Grillo-López A J
Medical and Regulatory Affairs Division, IDEC Pharmaceuticals Corporation, San Diego, CA 92121, USA.
Semin Oncol. 2000 Dec;27(6 Suppl 12):9-16.
Rituximab (Rituxan; Genentech, Inc, South San Francisco, CA and IDEC Pharmaceutical Corporation, San Diego, CA) is a unique monoclonal antibody for the treatment of non-Hodgkin's lymphoma. This chimeric mouse/human antibody was discovered in 1991 at IDEC Pharmaceuticals' laboratories, where the antibody was genetically engineered and produced utilizing high-yield expression systems. It is a human IgG1 kappa antibody with mouse variable regions isolated from a murine anti-CD20 antibody, IDEC-2B8, that binds with high affinity to cells expressing the CD20 antigen found on the surface of malignant and normal B cells, but not on other normal tissues. It mediates complement-dependent cell lysis in the presence of human complement, and antibody-dependent cellular cytotoxicity with human effector cells. Also, it has been shown to induce apoptosis and to sensitize chemoresistant human lymphoma cell lines in vitro. Clinical development was expedited (3 years) with the first patient entered in phase I trials in March 1993 and the last patient entered in the phase III study in March 1996. IDEC Pharmaceuticals began a collaboration with Genentech, Inc in March 1995 and with F. Hoffman-LaRoche (Nutley, NJ) shortly thereafter. Marketing approval was granted by the US Food and Drug Administration on November 26, 1997 (and by the European Union on June 2, 1998) for the indication of relapsed or refractory, CD20-positive, B-cell, low-grade or follicular non-Hodgkin's lymphoma. Rituximab is the first therapeutic monoclonal antibody approved for the treatment of cancer and the first single agent approved specifically for therapy for a lymphoma. Substantial research has been performed over the past 8 years to further the understanding of this novel therapeutic. Nevertheless, much remains to be accomplished in key areas such as mechanism of action and resistance, combinations with chemotherapy, biologics and radiotherapy/radioimmunotherapy, role within multimodality regimens, and nonmalignant applications. Research conducted in the coming years should be targeted toward resolving these important issues.

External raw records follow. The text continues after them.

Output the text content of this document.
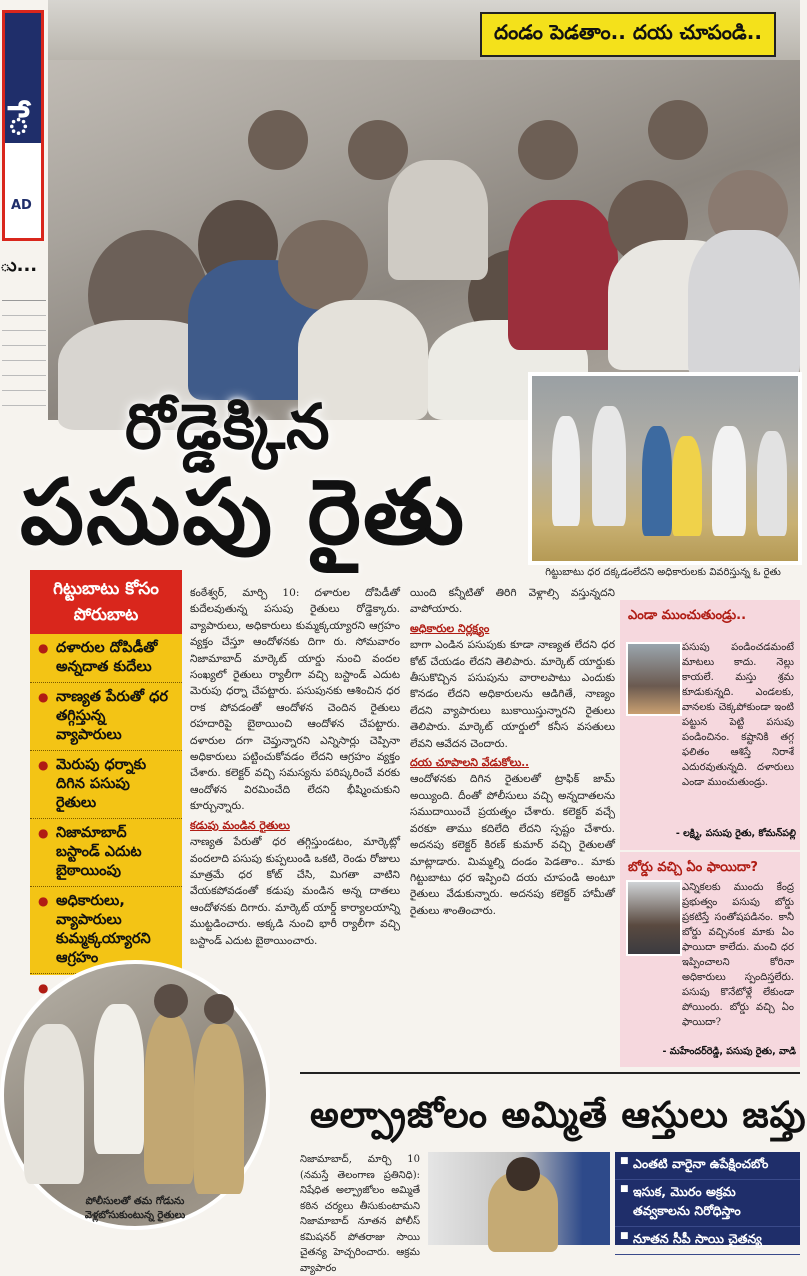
ే
AD
ు...
దండం పెడతాం.. దయ చూపండి..
గిట్టుబాటు ధర దక్కడంలేదని అధికారులకు వివరిస్తున్న ఓ రైతు
రోడ్డెక్కిన
పసుపు రైతు
గిట్టుబాటు కోసం
పోరుబాట
● దళారుల దోపిడీతో అన్నదాత కుదేలు
● నాణ్యత పేరుతో ధర తగ్గిస్తున్న వ్యాపారులు
● మెరుపు ధర్నాకు దిగిన పసుపు రైతులు
● నిజామాబాద్ బస్టాండ్ ఎదుట బైఠాయింపు
● అధికారులు, వ్యాపారులు కుమ్మక్కయ్యారని ఆగ్రహం
●
పోలీసులతో తమ గోడును వెళ్లబోసుకుంటున్న రైతులు
కంఠేశ్వర్, మార్చి 10: దళారుల దోపిడీతో కుదేలవుతున్న పసుపు రైతులు రోడ్డెక్కారు. వ్యాపారులు, అధికారులు కుమ్మక్కయ్యారని ఆగ్రహం వ్యక్తం చేస్తూ ఆందోళనకు దిగా రు. సోమవారం నిజామాబాద్ మార్కెట్ యార్డు నుంచి వందల సంఖ్యలో రైతులు ర్యాలీగా వచ్చి బస్టాండ్ ఎదుట మెరుపు ధర్నా చేపట్టారు. పసుపునకు ఆశించిన ధర రాక పోవడంతో ఆందోళన చెందిన రైతులు రహదారిపై బైఠాయించి ఆందోళన చేపట్టారు. దళారుల దగా చెప్తున్నారని ఎన్నిసార్లు చెప్పినా అధికారులు పట్టించుకోవడం లేదని ఆగ్రహం వ్యక్తం చేశారు. కలెక్టర్ వచ్చి సమస్యను పరిష్కరించే వరకు ఆందోళన విరమించేది లేదని భీష్మించుకుని కూర్చున్నారు.
కడుపు మండిన రైతులు
నాణ్యత పేరుతో ధర తగ్గిస్తుండటం, మార్కెట్లో వందలాది పసుపు కుప్పలుండి ఒకటి, రెండు రోజులు మాత్రమే ధర కోట్ చేసి, మిగతా వాటిని వేయకపోవడంతో కడుపు మండిన అన్న దాతలు ఆందోళనకు దిగారు. మార్కెట్ యార్డ్ కార్యాలయాన్ని ముట్టడించారు. అక్కడి నుంచి భారీ ర్యాలీగా వచ్చి బస్టాండ్ ఎదుట బైఠాయించారు.
యింది కన్నీటితో తిరిగి వెళ్లాల్సి వస్తున్నదని వాపోయారు.
అధికారుల నిర్లక్ష్యం
బాగా ఎండిన పసుపుకు కూడా నాణ్యత లేదని ధర కోట్ చేయడం లేదని తెలిపారు. మార్కెట్ యార్డుకు తీసుకొచ్చిన పసుపును వారాలపాటు ఎందుకు కొనడం లేదని అధికారులను ఆడిగితే, నాణ్యం లేదని వ్యాపారులు బుకాయిస్తున్నారని రైతులు తెలిపారు. మార్కెట్ యార్డులో కనీస వసతులు లేవని ఆవేదన చెందారు.
దయ చూపాలని వేడుకోలు..
ఆందోళనకు దిగిన రైతులతో ట్రాఫిక్ జామ్ అయ్యింది. దీంతో పోలీసులు వచ్చి అన్నదాతలను సముదాయించే ప్రయత్నం చేశారు. కలెక్టర్ వచ్చే వరకూ తాము కదిలేది లేదని స్పష్టం చేశారు. అదనపు కలెక్టర్ కిరణ్ కుమార్ వచ్చి రైతులతో మాట్లాడారు. మిమ్మల్ని దండం పెడతాం.. మాకు గిట్టుబాటు ధర ఇప్పించి దయ చూపండి అంటూ రైతులు వేడుకున్నారు. అదనపు కలెక్టర్ హామీతో రైతులు శాంతించారు.
ఎండా ముంచుతుండ్రు..
పసుపు పండించడమంటే మాటలు కాదు. నెల్లు కాయలే. మస్తు శ్రమ కూడుకున్నది. ఎండలకు, వానలకు చెక్కపోకుండా ఇంటి పట్టున పెట్టి పసుపు పండించినం. కష్టానికి తగ్గ ఫలితం ఆశిస్తే నిరాశే ఎదురవుతున్నది. దళారులు ఎండా ముంచుతుండ్రు.
- లక్ష్మి, పసుపు రైతు, కోమన్‌పల్లి
బోర్డు వచ్చి ఏం ఫాయిదా?
ఎన్నికలకు ముందు కేంద్ర ప్రభుత్వం పసుపు బోర్డు ప్రకటిస్తే సంతోషపడినం. కానీ బోర్డు వచ్చినంక మాకు ఏం ఫాయిదా కాలేదు. మంచి ధర ఇప్పించాలని కోరినా అధికారులు స్పందిస్తలేరు. పసుపు కొనేటోళ్లే లేకుండా పోయింరు. బోర్డు వచ్చి ఏం ఫాయిదా?
- మహేందర్‌రెడ్డి, పసుపు రైతు, వాడి
అల్ప్రాజోలం అమ్మితే ఆస్తులు జప్తు
నిజామాబాద్, మార్చి 10 (నమస్తే తెలంగాణ ప్రతినిధి): నిషేధిత అల్ప్రాజోలం అమ్మితే కఠిన చర్యలు తీసుకుంటామని నిజామాబాద్ నూతన పోలీస్ కమిషనర్ పోతరాజు సాయి చైతన్య హెచ్చరించారు. ఆక్రమ వ్యాపారం
■ ఎంతటి వారైనా ఉపేక్షించబోం
■ ఇసుక, మొరం అక్రమ తవ్వకాలను నిరోధిస్తాం
■ నూతన సీపీ సాయి చైతన్య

利妥昔单抗(美罗华;基因泰克公司,加利福尼亚州南旧金山和IDEC制药公司,加利福尼亚州圣地亚哥)是一种用于治疗非霍奇金淋巴瘤的独特单克隆抗体。这种嵌合型鼠/人抗体于1991年在IDEC制药公司的实验室中发现,在那里该抗体通过基因工程技术利用高产表达系统生产。它是一种人IgG1κ抗体,其鼠源可变区分离自鼠抗CD20抗体IDEC-2B8,该抗体与表达于恶性和正常B细胞表面但不在其他正常组织上的CD20抗原的细胞具有高亲和力结合。在人补体存在的情况下,它介导补体依赖性细胞裂解,并与人类效应细胞产生抗体依赖性细胞毒性。此外,已证明它在体外可诱导凋亡并使化疗耐药的人淋巴瘤细胞系敏感。临床开发进程加快(3年),首例患者于1993年3月进入I期试验,最后一例患者于1996年3月进入III期研究。1995年3月,IDEC制药公司开始与基因泰克公司合作,此后不久又与F. 霍夫曼 - 罗氏公司(新泽西州纳特利)合作。1997年11月26日,美国食品药品监督管理局批准其上市(1998年6月2日欧盟也批准其上市),用于治疗复发或难治性、CD20阳性、B细胞、低度或滤泡性非霍奇金淋巴瘤。利妥昔单抗是首个被批准用于治疗癌症的治疗性单克隆抗体,也是首个专门被批准用于淋巴瘤治疗的单一药物。在过去8年中进行了大量研究以进一步了解这种新型治疗方法。然而,在作用机制和耐药性、与化疗、生物制剂及放疗/放射免疫疗法的联合应用、多模式治疗方案中的作用以及非恶性应用等关键领域仍有许多工作要做。未来几年开展的研究应致力于解决这些重要问题。